Author: Robert Crais
Book: The Bible (ha ha) or Lullaby Town

(Whitman is not a poet)

Hanksbane
01-30-2004, 01:25 AM
Poet: Um..not really sure, I dont really read poetry, I write my own kinda but I only read what was required in High School, or that of my old girlfriends

Author: Philip Kerr, RA Salvatore, Crichton

Book: Hitchhikers's Guide to the Galaxy (The whole series always makes me smile)

[Edited on 1-30-2004 by Hanksbane]

MaryJane
01-30-2004, 08:50 AM
My favorite poem:


GOLDEN RING


Trying to talk to you these days

trying to get a hold of you

to hold onto what we once had

what I once felt

it's like sticking your hand in the toilet

filled with shit

trying to reach past the refuse

and discover the ring

you think MAYBE fell in:

It's something I do

but I'm not too happy about it.


It's by this guy Jon Berger. His website is located at http://www.jonberger.com


Edit to add: My favorite book is Infinite Jest by David Foster Wallace.

[Edited on 1-30-2004 by MaryJane]

Nakiro
01-30-2004, 09:43 AM
I give. What was King's big literature changing accident?

Wezas
01-30-2004, 10:35 AM
Old favorite: Stephen King, Dean Koontz

New Favorite: Jeffery Deaver (Blue Nowhere), Stefan Fatsis (Word Freak)

Wezas
01-30-2004, 10:37 AM
Originally posted by Nakiro
I give. What was King's big literature changing accident?

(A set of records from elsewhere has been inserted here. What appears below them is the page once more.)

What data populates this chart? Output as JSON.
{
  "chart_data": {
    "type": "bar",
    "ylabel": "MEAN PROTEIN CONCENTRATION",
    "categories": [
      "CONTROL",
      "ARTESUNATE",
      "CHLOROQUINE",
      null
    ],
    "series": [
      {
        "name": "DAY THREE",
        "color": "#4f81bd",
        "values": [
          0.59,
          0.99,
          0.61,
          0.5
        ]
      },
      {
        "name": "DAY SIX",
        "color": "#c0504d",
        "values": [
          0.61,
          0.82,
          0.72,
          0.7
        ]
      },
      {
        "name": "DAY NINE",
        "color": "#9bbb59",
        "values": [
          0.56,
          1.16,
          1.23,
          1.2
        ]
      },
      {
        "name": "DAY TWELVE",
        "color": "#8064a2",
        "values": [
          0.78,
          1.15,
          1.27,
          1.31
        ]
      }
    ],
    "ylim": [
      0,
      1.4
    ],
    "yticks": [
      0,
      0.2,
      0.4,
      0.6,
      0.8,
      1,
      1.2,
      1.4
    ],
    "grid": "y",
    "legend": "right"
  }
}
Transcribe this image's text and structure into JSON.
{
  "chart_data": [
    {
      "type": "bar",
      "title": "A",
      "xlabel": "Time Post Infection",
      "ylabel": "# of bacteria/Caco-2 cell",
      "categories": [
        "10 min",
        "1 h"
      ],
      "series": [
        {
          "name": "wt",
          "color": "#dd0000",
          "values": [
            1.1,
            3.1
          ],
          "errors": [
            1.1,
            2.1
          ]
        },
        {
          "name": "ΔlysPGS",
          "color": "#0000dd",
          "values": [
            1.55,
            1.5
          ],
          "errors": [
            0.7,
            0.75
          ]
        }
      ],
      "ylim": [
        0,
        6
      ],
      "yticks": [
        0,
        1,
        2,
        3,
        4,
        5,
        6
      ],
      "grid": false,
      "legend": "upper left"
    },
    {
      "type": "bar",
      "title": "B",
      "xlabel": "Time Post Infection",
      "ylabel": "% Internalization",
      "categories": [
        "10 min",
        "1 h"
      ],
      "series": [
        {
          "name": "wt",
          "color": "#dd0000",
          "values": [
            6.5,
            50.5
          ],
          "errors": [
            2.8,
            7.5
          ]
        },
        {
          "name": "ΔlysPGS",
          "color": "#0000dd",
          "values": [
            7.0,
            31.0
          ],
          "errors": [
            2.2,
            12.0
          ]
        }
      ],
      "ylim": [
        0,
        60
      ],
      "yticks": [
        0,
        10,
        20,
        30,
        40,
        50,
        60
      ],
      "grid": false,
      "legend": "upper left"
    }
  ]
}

He was run over by a van in 1999.

http://www.cnn.com/books/news/9906/20/stephen.king.accident.02/?related

Mint
01-30-2004, 06:51 PM
If anyone wants the author's own words about this accident go to:

http://books.guardian.co.uk/departments/generalfiction/story/0,6000,380113,00.html

I read the book that this excerpt was taken from and it ranks up there with some of his best stuff even though it is non fiction so I guess some of his post accident stuff was good.

Oh and in this book he also talks about his difficulty getting back into writing because of the accident and his own doubts that he would be able to.